Definition
The height of the straight-line descent path of an instrument approach, or the visual glide path on a precision approach, above the runway threshold. On an ILS or visual glide path system such as VASI or PAPI, the TCH is published or designed so that an aircraft on the correct glide path will cross the runway threshold at that specified height above the ground.
Plain English
How high the aircraft will be above the start of the runway if it stays exactly on the published glide path during landing.
Context Anchor
Seen on instrument approach information and glide path guidance for landing.
Derivation
Threshold here means the beginning of the usable landing surface of the runway, not a generic 'starting point.' Crossing Height simply means the height at which the aircraft passes over that point.
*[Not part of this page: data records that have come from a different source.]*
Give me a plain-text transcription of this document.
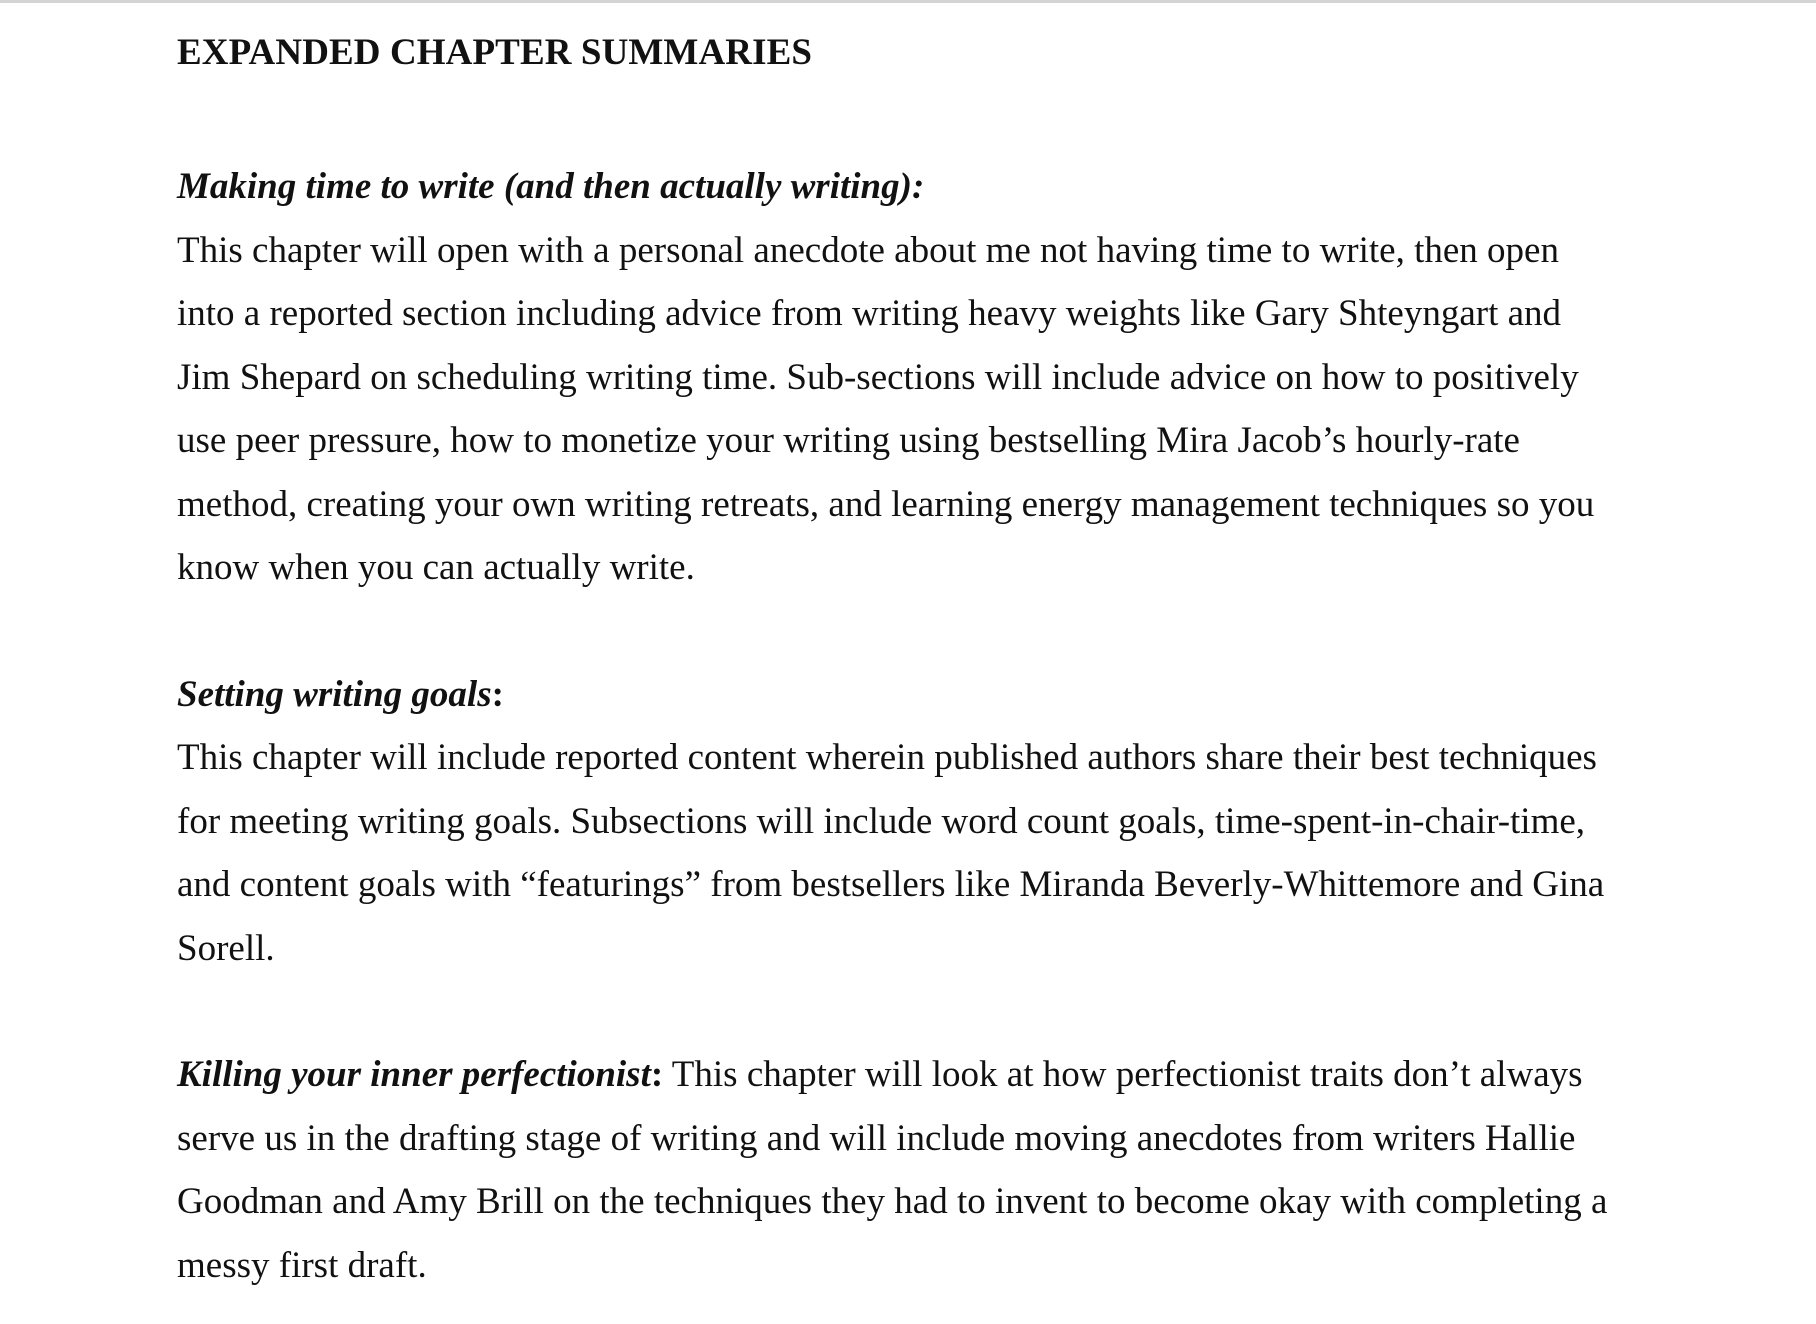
EXPANDED CHAPTER SUMMARIES

Making time to write (and then actually writing):

This chapter will open with a personal anecdote about me not having time to write, then open into a reported section including advice from writing heavy weights like Gary Shteyngart and Jim Shepard on scheduling writing time. Sub-sections will include advice on how to positively use peer pressure, how to monetize your writing using bestselling Mira Jacob’s hourly-rate method, creating your own writing retreats, and learning energy management techniques so you know when you can actually write.

Setting writing goals:

This chapter will include reported content wherein published authors share their best techniques for meeting writing goals. Subsections will include word count goals, time-spent-in-chair-time, and content goals with “featurings” from bestsellers like Miranda Beverly-Whittemore and Gina Sorell.

Killing your inner perfectionist: This chapter will look at how perfectionist traits don’t always serve us in the drafting stage of writing and will include moving anecdotes from writers Hallie Goodman and Amy Brill on the techniques they had to invent to become okay with completing a messy first draft.
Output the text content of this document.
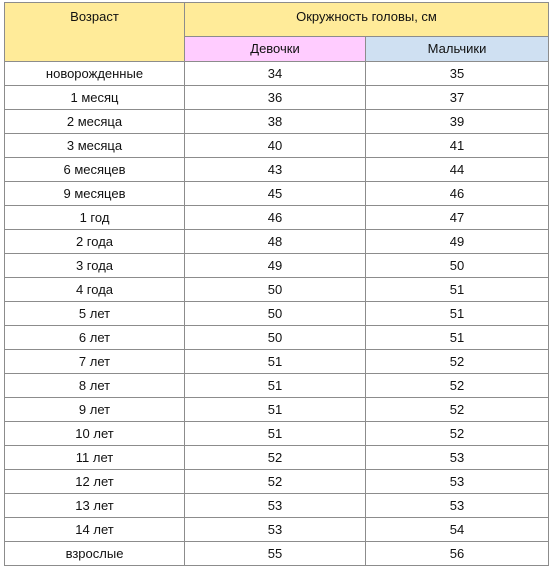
Возраст	Окружность головы, см	
	Девочки	Мальчики
новорожденные	34	35
1 месяц	36	37
2 месяца	38	39
3 месяца	40	41
6 месяцев	43	44
9 месяцев	45	46
1 год	46	47
2 года	48	49
3 года	49	50
4 года	50	51
5 лет	50	51
6 лет	50	51
7 лет	51	52
8 лет	51	52
9 лет	51	52
10 лет	51	52
11 лет	52	53
12 лет	52	53
13 лет	53	53
14 лет	53	54
взрослые	55	56
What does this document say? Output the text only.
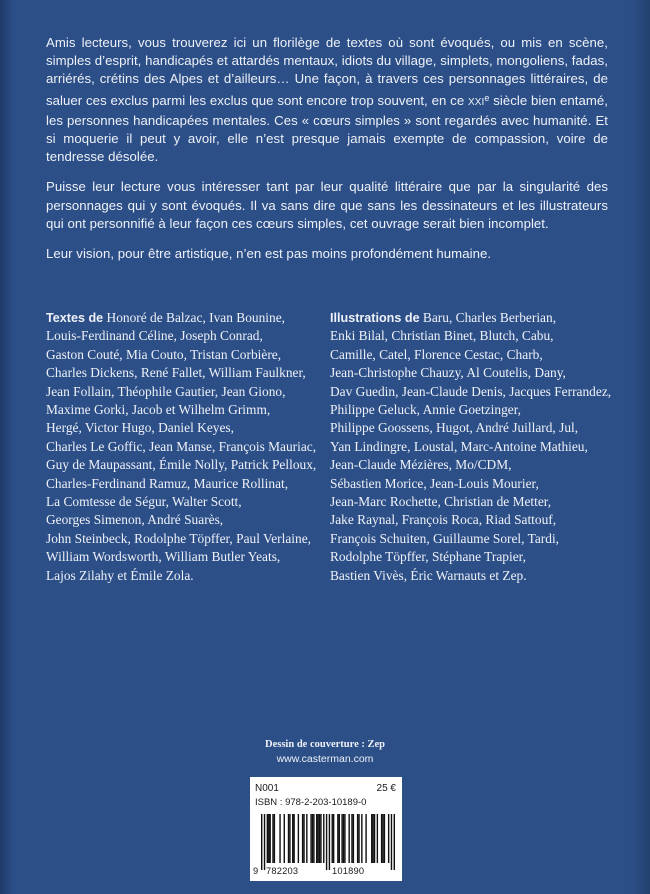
Amis lecteurs, vous trouverez ici un florilège de textes où sont évoqués, ou mis en scène, simples d’esprit, handicapés et attardés mentaux, idiots du village, simplets, mongoliens, fadas, arriérés, crétins des Alpes et d’ailleurs… Une façon, à travers ces personnages littéraires, de saluer ces exclus parmi les exclus que sont encore trop souvent, en ce XXIe siècle bien entamé, les personnes handicapées mentales. Ces « cœurs simples » sont regardés avec humanité. Et si moquerie il peut y avoir, elle n’est presque jamais exempte de compassion, voire de tendresse désolée.

Puisse leur lecture vous intéresser tant par leur qualité littéraire que par la singularité des personnages qui y sont évoqués. Il va sans dire que sans les dessinateurs et les illustrateurs qui ont personnifié à leur façon ces cœurs simples, cet ouvrage serait bien incomplet.

Leur vision, pour être artistique, n’en est pas moins profondément humaine.

Textes de Honoré de Balzac, Ivan Bounine,
Louis-Ferdinand Céline, Joseph Conrad,
Gaston Couté, Mia Couto, Tristan Corbière,
Charles Dickens, René Fallet, William Faulkner,
Jean Follain, Théophile Gautier, Jean Giono,
Maxime Gorki, Jacob et Wilhelm Grimm,
Hergé, Victor Hugo, Daniel Keyes,
Charles Le Goffic, Jean Manse, François Mauriac,
Guy de Maupassant, Émile Nolly, Patrick Pelloux,
Charles-Ferdinand Ramuz, Maurice Rollinat,
La Comtesse de Ségur, Walter Scott,
Georges Simenon, André Suarès,
John Steinbeck, Rodolphe Töpffer, Paul Verlaine,
William Wordsworth, William Butler Yeats,
Lajos Zilahy et Émile Zola.
Illustrations de Baru, Charles Berberian,
Enki Bilal, Christian Binet, Blutch, Cabu,
Camille, Catel, Florence Cestac, Charb,
Jean-Christophe Chauzy, Al Coutelis, Dany,
Dav Guedin, Jean-Claude Denis, Jacques Ferrandez,
Philippe Geluck, Annie Goetzinger,
Philippe Goossens, Hugot, André Juillard, Jul,
Yan Lindingre, Loustal, Marc-Antoine Mathieu,
Jean-Claude Mézières, Mo/CDM,
Sébastien Morice, Jean-Louis Mourier,
Jean-Marc Rochette, Christian de Metter,
Jake Raynal, François Roca, Riad Sattouf,
François Schuiten, Guillaume Sorel, Tardi,
Rodolphe Töpffer, Stéphane Trapier,
Bastien Vivès, Éric Warnauts et Zep.
Dessin de couverture : Zep
www.casterman.com
N001	25 €
ISBN : 978-2-203-10189-0
9 782203	101890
Together: how high above the runway threshold the aircraft is when it crosses it.
Why Pilots Care
It confirms the aircraft is on the correct glide path to clear obstacles and touch down at the proper point on the runway.
Intuition Check
Threshold Crossing Height is not the height where the airplane touches down. It is the height over the runway threshold while still descending toward the landing area.
Example Sentence 1
The approach chart showed a TCH of 50 feet, so the pilot expected to cross the runway threshold 50 feet above the ground if she stayed on the glide path.
Example Sentence 2
If you stay on the glide slope, you will cross the threshold at the published height and land in the touchdown zone.